Emissions from fishing vessels have quadrupled since 1950, UBC study shows
Even as the volume of seafood caught worldwide declines, greenhouse gas emissions from fisheries continue to rise, hitting levels much higher than previously thought, according to new research from the University of B.C.
The study estimates marine fishing vessels released 207 million tonnes of carbon dioxide in 2016, about 30 per cent higher than previously estimated. That's despite the fact that overall catch has been dropping since the 1990s.
"I would say that it is concerning," said Krista Greer, the study's lead author and a researcher with the Sea Around Us initiative at UBC.
"We're actually increasing our emissions even though we have technology that's more efficient and our catches are declining."
The paper, published in the journal Marine Policy this week, suggests that overall emissions from the world's marine fisheries more than quadrupled between 1950 to 2016. The scientists looked at each boat in fleets around the world and used their engine capacity to calculate how much carbon dioxide they release by burning fossils fuels.
It builds on another UBC study published last year that estimated emissions from the industry in 2011, resulting in a significantly lower number of 112 million tonnes of carbon dioxide.
According to Greer, the difference in the two estimates can likely be attributed to more precise numbers from African and Asian fishing fishing fleets in the latest study.
Increased fuel use in small-scale fisheries
About three-quarters of the 207 million tonnes released in 2016 came from industrial operations, according to the new paper. The remainder came from small-scale, artisanal and subsistence fishing.
And therein lies one of the most surprising findings in the research, Greer said.
Over the 66 years included in the study, the carbon dioxide emissions burned by industrial fishing boats per unit of fish caught dropped by about 10 per cent. For small-scale operations, that emissions intensity actually increased by a factor of 2.3.
"The industrial sector seems to be stabilizing more so than the small-scale sector," Greer said. "It means that possibly, where we have good infrastructure and where we have policies in place, they tend to target those industrial sectors."

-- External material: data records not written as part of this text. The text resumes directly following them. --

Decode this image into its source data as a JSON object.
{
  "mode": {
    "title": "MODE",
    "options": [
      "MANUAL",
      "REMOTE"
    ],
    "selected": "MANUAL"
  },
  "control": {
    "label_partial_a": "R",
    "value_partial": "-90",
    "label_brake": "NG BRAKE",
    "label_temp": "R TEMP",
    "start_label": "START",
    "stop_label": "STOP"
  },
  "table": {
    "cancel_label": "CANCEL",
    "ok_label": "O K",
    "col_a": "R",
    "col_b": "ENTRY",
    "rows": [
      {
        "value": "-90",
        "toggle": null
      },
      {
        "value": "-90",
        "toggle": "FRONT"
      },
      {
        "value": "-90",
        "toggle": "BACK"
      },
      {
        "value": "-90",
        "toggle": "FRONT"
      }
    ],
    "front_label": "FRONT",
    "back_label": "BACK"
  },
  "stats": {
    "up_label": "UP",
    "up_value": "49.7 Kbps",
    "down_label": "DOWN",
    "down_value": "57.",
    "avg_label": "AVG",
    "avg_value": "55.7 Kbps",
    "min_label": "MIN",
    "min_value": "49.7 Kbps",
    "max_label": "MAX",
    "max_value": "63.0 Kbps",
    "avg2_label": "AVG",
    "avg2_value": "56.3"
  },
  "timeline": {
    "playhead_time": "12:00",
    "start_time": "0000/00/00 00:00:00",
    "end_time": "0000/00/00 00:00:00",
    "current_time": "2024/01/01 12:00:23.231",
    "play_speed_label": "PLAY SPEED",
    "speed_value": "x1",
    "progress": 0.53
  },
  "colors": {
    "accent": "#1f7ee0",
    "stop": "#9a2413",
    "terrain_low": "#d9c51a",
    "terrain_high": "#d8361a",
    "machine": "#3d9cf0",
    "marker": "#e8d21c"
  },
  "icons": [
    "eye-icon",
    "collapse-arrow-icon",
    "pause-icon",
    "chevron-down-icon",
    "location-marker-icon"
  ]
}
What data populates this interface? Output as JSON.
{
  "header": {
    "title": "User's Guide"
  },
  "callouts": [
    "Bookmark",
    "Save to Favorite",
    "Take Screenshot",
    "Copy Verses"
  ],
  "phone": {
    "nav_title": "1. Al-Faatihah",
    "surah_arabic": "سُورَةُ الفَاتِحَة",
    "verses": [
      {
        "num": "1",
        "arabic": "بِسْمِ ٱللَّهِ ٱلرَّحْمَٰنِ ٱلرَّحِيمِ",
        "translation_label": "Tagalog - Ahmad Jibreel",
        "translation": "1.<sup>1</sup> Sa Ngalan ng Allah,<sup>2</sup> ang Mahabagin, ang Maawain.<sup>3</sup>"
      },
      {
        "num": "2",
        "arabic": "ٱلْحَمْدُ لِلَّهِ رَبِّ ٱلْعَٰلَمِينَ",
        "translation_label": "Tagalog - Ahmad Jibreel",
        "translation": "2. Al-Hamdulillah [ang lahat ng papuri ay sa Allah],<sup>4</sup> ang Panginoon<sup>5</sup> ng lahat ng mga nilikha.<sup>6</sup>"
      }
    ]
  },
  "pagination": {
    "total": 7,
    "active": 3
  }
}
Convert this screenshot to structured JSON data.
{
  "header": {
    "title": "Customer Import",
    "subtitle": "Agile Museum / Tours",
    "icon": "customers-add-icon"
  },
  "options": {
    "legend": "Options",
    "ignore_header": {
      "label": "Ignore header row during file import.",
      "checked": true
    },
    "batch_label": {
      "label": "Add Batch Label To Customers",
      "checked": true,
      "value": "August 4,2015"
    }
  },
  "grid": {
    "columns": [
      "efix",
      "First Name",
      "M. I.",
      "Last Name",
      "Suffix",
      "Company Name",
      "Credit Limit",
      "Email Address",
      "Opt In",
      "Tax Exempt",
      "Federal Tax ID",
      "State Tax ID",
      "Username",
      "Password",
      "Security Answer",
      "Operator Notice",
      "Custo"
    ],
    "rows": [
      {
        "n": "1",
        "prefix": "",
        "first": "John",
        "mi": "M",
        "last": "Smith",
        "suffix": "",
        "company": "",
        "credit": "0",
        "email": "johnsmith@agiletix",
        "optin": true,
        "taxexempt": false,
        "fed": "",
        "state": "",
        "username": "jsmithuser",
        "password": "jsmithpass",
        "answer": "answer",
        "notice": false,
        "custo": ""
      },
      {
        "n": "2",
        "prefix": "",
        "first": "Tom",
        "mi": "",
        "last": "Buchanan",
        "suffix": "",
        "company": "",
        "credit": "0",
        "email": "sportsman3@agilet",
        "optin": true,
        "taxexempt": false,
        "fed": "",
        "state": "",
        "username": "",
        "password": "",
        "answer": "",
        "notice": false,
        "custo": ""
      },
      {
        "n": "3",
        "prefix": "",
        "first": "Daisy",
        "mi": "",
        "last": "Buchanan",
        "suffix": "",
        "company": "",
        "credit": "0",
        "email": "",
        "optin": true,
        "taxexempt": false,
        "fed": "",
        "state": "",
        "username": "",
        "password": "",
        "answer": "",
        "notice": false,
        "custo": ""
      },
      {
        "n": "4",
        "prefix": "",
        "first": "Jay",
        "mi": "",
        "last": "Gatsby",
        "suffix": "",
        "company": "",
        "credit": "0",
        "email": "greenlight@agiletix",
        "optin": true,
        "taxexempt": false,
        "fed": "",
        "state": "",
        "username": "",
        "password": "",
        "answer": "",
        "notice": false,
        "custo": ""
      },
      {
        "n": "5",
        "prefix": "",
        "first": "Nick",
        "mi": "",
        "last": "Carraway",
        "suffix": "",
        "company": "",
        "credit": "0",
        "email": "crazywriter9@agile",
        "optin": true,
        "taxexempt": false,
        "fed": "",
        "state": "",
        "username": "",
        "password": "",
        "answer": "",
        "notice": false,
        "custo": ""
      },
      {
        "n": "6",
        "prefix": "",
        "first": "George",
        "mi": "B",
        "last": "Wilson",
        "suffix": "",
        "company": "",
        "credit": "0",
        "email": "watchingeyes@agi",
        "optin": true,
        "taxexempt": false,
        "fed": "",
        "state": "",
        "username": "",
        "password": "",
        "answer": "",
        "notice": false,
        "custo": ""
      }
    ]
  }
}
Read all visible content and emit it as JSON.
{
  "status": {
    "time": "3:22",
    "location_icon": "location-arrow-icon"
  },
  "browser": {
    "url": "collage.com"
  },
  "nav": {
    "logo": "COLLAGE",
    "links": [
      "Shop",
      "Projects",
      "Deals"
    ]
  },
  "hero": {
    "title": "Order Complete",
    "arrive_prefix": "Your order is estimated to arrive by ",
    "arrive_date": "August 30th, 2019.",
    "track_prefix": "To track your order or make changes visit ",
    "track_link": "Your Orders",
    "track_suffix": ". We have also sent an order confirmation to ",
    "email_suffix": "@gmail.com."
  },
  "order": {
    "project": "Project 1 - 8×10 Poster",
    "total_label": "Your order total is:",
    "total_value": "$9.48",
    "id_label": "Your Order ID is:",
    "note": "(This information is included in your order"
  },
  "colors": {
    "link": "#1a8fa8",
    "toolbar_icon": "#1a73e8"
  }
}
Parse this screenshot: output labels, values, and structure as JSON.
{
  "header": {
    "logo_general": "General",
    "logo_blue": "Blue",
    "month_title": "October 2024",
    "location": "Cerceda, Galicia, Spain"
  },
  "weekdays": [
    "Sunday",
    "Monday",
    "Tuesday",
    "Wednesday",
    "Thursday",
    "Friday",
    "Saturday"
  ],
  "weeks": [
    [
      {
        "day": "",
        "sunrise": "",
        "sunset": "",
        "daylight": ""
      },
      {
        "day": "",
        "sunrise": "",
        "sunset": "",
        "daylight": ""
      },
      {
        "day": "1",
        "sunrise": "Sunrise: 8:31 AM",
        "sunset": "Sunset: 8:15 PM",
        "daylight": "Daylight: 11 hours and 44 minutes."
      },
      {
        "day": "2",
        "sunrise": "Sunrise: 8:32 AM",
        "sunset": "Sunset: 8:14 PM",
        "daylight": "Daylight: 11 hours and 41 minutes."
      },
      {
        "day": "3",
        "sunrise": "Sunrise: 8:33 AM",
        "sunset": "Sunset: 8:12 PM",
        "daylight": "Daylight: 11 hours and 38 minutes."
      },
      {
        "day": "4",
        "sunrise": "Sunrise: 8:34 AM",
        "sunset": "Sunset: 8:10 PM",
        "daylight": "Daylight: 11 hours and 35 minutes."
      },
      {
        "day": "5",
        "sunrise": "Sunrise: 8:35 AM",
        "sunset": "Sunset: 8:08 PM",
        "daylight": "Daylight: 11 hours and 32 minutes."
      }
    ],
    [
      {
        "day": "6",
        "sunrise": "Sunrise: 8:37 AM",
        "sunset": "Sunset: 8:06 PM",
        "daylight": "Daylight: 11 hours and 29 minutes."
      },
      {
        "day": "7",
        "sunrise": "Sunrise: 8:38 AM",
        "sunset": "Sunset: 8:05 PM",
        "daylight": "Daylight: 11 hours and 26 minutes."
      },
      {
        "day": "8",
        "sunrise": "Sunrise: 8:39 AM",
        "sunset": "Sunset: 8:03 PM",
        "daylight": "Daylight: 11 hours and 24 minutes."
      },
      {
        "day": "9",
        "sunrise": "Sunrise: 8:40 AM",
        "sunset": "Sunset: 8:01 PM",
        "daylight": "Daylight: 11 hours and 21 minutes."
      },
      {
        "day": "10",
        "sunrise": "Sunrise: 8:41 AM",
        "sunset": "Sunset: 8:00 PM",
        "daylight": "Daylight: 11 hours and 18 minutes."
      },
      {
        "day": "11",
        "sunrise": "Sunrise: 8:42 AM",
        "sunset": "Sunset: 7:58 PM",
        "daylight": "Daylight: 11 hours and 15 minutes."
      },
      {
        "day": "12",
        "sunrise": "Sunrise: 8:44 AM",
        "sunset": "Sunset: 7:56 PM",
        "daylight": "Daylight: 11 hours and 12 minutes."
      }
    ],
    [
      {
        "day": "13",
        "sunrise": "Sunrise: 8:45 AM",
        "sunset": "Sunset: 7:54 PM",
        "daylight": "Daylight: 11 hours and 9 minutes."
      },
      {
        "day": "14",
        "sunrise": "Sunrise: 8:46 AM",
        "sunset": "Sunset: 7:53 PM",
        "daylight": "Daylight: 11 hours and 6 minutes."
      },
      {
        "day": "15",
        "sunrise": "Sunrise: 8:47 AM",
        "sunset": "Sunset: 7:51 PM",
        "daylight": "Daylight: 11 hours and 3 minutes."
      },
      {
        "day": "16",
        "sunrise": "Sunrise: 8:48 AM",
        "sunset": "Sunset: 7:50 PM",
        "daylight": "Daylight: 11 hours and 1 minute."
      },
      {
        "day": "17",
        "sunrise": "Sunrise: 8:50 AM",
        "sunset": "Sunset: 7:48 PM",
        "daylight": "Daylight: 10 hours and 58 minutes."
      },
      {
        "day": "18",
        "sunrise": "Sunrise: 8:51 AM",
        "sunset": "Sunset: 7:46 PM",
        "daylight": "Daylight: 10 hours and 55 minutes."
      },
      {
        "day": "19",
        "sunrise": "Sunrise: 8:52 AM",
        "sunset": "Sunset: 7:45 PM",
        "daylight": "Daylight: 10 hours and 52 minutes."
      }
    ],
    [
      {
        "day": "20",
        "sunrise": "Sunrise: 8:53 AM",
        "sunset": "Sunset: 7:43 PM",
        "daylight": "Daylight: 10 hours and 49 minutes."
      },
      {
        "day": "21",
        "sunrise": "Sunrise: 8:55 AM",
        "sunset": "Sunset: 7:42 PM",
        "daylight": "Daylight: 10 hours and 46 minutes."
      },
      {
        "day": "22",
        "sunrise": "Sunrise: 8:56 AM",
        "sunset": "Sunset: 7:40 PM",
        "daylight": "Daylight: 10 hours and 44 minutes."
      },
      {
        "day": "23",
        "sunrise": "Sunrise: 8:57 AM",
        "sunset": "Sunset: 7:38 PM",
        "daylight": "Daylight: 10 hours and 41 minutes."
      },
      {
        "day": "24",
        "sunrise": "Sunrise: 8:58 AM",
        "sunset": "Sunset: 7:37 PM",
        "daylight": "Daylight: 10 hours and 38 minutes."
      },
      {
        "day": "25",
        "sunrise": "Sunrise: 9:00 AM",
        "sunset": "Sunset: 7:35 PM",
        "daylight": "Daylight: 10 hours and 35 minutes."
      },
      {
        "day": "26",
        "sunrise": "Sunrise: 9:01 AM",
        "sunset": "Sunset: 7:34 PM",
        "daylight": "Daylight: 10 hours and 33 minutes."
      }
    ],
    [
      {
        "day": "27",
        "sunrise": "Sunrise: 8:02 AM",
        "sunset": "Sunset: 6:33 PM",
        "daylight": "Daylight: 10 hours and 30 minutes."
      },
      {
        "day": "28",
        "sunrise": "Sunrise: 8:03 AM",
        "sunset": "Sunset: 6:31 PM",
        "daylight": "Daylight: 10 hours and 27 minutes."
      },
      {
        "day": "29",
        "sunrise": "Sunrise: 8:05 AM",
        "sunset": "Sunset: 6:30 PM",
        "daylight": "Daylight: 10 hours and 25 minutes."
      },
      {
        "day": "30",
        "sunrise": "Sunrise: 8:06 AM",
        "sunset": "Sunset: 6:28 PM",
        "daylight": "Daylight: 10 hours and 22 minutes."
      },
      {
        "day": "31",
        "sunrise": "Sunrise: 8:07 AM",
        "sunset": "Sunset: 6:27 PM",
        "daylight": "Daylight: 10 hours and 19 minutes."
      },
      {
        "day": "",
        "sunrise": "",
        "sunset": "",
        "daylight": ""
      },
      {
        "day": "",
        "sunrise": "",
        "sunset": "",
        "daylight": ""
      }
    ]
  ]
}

She described the contrast as a socioeconomic problem for small-scale fishers in parts of the world that are especially vulnerable to the effects of climate change and declining fish stocks.
"We really do need to draw attention to the fuel use in these small-scale fisheries, because they are using a lot of fuel that is very costly to them, and we're not really paying attention to them from a management perspective," Greer said.
She added that the overall increase in emissions from the fishing industry may have something to do with the fact that vessels have to travel farther and farther offshore as stocks are depleted closer to land.
Past research has also suggested that increasing appetites for seafood like lobster and shrimp, which require more fuel to harvest, is also driving the rise in emissions.
"My parents ask me, 'What kind of things can I do then at home? How can I help this problem?'" Greer said.
"What I say is, when you're selecting which seafood to eat, try and think about where it's coming from, what kind of species is it."
That can mean choosing more small pelagic fish like herring, sardines and anchovies if possible — harvesting these fish requires relatively little fuel use.